Nobel laureate Alan Heeger, Professor of physics at UC Santa Barbara, worked with Kwanghee Lee of Korea and a team of other scientists to create a new ‘tandem’ organic solar cell with increased efficiency.
Tandem cells comprise two multilayered parts that work together to gather a wider range of the spectrum of solar radiation - at both shorter and longer wavelengths.
“The result is six and a half per cent efficiency,” said Professor Heeger.
“This is the highest level achieved for solar cells made from organic materials. I am confident that we can make additional improvements that will yield efficiencies sufficiently high for commercial products.”
Article continues below…This technology is expected to be on the market in about three years.
The team has collaborated for many years on developing solar cells. The new tandem architecture that they discovered both improves light harvesting and promises to be less expensive to produce. In their paper, the authors explain that the cells “… can be fabricated to extend over large areas by means of low-cost printing and coating technologies that can simultaneously pattern the active materials on lightweight flexible substrates.”
The multilayered device is the equivalent of two cells in series, said Professor Heeger. The deposition of each layer of the multilayer structure by processing the materials from solution is what promises to make the solar cells less expensive to produce.

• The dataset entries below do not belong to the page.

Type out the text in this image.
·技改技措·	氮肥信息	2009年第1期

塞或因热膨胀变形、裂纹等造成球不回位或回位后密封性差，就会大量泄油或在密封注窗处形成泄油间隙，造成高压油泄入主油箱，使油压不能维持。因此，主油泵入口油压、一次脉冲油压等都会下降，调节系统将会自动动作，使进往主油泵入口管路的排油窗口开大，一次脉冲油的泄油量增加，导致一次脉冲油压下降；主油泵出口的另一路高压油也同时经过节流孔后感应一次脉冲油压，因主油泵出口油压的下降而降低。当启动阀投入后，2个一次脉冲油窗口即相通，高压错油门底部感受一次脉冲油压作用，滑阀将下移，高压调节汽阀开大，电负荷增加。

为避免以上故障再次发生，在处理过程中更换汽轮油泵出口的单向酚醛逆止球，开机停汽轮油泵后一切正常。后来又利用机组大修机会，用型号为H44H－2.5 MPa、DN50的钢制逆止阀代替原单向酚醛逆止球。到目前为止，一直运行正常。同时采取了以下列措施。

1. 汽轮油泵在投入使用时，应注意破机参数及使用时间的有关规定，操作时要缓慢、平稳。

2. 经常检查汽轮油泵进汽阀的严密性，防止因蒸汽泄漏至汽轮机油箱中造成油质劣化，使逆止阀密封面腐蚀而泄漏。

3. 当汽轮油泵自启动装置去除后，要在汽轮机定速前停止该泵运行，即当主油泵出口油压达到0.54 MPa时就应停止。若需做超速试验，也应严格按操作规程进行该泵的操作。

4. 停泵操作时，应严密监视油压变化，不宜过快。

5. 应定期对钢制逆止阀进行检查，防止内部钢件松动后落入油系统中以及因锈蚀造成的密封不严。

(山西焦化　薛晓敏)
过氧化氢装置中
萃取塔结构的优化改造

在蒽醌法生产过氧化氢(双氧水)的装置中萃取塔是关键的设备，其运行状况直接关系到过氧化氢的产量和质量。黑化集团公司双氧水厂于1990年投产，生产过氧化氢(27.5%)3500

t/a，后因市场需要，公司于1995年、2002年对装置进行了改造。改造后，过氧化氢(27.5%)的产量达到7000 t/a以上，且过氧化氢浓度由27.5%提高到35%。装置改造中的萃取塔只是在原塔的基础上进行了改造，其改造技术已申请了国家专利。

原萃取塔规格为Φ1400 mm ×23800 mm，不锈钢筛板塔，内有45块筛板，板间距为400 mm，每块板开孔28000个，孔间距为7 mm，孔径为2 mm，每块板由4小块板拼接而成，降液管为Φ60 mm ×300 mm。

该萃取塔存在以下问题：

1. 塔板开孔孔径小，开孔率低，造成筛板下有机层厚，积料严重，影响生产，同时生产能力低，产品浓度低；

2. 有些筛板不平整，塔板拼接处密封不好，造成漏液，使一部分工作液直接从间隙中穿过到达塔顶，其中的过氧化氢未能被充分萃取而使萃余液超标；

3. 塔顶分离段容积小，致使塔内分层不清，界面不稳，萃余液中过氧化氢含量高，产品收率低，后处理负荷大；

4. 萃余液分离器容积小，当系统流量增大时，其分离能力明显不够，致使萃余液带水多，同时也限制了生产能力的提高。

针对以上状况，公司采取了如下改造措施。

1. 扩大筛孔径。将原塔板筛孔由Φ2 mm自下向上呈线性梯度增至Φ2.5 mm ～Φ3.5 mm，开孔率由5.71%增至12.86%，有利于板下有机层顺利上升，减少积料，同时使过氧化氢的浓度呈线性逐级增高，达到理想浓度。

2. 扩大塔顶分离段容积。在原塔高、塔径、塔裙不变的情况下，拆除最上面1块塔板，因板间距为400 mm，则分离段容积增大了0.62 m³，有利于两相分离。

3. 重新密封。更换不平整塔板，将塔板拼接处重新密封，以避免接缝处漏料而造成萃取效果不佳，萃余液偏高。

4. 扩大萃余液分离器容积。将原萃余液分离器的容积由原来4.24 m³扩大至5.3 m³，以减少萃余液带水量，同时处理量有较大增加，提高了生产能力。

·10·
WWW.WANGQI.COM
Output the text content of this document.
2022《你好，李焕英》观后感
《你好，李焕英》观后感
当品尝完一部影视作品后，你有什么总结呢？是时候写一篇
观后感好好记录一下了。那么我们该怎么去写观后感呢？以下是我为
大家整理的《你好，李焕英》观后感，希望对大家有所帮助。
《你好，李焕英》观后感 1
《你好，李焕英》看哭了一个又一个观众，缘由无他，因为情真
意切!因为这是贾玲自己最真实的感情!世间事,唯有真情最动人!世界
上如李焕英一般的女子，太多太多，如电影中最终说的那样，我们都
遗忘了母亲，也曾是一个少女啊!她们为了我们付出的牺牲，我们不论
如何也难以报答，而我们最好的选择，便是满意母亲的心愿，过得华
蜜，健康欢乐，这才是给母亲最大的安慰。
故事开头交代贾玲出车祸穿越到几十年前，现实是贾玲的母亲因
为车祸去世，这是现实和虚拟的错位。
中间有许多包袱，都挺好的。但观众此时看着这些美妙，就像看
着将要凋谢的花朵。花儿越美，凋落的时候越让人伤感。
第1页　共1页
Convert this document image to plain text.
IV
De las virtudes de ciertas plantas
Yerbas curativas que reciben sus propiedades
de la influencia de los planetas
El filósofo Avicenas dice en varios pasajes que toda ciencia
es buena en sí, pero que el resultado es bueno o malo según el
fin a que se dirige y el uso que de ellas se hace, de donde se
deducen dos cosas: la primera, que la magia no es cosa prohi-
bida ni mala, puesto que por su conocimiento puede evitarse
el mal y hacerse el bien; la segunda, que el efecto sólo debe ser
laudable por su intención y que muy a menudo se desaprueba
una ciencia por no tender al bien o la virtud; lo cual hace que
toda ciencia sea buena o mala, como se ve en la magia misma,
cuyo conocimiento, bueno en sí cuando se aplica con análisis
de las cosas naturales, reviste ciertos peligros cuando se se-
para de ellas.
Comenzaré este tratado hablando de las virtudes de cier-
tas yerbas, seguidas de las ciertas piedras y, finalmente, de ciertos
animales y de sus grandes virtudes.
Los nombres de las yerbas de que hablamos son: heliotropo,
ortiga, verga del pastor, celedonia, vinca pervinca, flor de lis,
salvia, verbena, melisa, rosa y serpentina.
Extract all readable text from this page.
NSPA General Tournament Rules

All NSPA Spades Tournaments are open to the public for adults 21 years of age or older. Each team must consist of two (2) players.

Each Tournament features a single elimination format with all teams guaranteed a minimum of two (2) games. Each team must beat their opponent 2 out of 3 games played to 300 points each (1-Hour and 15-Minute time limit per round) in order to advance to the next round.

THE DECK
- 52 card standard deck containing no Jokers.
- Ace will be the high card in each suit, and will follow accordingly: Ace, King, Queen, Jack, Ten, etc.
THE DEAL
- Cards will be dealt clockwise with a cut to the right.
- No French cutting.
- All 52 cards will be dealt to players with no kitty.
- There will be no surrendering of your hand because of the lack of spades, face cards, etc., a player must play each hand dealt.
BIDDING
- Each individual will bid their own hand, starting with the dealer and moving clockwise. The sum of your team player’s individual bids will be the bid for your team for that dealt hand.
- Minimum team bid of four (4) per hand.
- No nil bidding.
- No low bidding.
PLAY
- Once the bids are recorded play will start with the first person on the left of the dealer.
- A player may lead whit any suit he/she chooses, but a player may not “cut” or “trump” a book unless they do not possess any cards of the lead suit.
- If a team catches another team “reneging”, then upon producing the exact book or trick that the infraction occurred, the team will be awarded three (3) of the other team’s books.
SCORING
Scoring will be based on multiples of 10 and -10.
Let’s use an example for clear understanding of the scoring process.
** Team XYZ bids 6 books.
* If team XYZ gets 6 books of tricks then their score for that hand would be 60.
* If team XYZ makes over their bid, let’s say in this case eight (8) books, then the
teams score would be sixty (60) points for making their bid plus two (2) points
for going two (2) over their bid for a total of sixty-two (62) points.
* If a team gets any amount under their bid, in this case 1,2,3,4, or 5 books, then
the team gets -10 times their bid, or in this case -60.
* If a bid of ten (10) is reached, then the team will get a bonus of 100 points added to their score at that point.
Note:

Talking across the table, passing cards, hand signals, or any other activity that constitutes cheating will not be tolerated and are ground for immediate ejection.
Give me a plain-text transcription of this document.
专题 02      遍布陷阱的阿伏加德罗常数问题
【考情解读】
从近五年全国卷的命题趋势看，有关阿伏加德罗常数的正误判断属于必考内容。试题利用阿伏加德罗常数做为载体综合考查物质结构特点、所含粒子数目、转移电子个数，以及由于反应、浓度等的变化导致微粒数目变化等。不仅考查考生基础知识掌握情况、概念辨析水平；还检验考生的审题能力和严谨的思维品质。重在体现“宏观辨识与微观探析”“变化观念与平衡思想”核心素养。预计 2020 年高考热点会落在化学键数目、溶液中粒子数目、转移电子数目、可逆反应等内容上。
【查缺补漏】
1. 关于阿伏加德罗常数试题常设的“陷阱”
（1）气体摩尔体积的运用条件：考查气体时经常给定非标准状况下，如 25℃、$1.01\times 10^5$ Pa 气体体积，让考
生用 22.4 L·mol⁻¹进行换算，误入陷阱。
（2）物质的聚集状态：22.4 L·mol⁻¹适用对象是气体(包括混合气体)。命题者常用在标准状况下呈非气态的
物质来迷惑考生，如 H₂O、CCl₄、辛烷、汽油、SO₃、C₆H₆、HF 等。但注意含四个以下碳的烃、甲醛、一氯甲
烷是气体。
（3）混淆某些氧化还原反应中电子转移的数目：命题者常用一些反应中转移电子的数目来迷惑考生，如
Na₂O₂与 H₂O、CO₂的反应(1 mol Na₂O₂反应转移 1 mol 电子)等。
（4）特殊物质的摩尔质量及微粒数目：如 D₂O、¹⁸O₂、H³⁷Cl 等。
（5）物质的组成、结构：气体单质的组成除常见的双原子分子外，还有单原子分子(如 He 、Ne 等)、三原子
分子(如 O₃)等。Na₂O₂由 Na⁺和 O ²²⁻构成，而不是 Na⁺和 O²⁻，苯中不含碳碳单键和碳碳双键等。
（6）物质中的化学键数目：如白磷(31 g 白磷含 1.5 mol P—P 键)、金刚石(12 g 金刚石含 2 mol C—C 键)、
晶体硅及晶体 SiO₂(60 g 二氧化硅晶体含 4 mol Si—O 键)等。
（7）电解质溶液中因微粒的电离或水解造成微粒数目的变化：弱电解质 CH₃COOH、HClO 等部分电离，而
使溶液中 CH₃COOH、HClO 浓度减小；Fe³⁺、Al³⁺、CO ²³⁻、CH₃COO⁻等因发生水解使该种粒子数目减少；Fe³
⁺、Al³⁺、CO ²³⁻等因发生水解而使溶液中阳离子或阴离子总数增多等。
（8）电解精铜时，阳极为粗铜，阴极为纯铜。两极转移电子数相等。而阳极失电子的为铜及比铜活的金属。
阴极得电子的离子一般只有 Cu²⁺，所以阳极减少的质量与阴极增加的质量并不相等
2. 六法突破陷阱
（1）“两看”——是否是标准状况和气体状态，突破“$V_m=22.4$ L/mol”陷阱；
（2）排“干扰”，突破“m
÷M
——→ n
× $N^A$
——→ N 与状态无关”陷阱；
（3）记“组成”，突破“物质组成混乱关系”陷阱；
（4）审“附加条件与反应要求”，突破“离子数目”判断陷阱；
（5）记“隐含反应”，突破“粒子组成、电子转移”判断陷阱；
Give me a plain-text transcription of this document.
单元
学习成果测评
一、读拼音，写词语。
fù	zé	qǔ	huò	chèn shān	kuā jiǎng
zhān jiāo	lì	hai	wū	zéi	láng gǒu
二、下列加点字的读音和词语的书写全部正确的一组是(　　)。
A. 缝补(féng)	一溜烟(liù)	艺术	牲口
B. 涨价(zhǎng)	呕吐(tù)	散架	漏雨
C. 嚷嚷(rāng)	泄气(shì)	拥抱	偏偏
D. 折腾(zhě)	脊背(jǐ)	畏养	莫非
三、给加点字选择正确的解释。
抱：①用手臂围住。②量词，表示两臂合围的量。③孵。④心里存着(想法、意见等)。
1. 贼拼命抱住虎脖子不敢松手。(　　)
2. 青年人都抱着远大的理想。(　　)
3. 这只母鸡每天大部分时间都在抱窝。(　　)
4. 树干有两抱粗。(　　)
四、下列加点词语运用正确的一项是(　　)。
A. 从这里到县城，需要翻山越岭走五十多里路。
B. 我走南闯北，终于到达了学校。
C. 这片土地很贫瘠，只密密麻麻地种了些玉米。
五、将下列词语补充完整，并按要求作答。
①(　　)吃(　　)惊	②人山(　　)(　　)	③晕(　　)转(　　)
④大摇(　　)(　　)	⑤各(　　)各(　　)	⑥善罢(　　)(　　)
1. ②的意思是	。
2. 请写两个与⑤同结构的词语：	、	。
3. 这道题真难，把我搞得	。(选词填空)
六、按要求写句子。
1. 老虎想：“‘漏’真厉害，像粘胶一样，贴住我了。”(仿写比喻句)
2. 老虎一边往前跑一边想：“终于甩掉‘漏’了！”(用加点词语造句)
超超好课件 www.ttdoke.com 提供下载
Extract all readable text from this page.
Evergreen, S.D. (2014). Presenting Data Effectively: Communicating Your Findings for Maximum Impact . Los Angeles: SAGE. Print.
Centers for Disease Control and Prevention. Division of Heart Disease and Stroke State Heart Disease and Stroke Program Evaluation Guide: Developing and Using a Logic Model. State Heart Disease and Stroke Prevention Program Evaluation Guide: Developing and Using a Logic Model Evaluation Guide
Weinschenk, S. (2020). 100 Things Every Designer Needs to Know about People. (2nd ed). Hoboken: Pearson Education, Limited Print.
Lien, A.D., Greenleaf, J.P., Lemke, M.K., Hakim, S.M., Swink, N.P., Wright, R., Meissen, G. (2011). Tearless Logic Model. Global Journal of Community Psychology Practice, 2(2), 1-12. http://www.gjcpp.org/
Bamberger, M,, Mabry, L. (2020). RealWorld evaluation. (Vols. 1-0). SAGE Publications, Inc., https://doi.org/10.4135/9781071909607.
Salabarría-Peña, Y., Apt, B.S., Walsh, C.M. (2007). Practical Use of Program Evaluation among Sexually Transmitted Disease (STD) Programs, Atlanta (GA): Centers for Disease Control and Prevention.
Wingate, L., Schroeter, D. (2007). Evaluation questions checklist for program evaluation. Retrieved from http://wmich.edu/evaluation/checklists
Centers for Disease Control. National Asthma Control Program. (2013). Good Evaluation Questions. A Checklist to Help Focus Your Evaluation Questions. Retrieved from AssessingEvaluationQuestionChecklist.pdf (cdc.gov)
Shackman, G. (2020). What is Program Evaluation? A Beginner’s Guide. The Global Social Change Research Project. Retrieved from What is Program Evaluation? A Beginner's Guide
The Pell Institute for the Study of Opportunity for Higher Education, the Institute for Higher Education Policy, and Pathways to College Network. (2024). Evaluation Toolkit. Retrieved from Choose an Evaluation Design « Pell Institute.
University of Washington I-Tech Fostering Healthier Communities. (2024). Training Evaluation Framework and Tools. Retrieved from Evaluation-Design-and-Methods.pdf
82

“Tandem solar cells, in which two solar cells with different absorption characteristics are linked to use a wider range of the solar spectrum, were fabricated with each layer processed from solution with the use of bulk hetero-junction materials comprising semi-conducting polymers and fullerene derivatives,” wrote the authors.
The cells are separated and connected by the material TiOx, a transparent titanium oxide. This is the key to the multilayer system that allows for the higher-level efficiencies. TiOx transports electrons and is a collecting layer for the first cell. In addition, it acts as a stable foundation that allows the fabrication of the second cell, thus completing the tandem cell architecture.
An exciting aspect of this discovery is that it is expected to contribute to the use of technologies such as laptop computers in areas of developing countries that are off the electricity grid.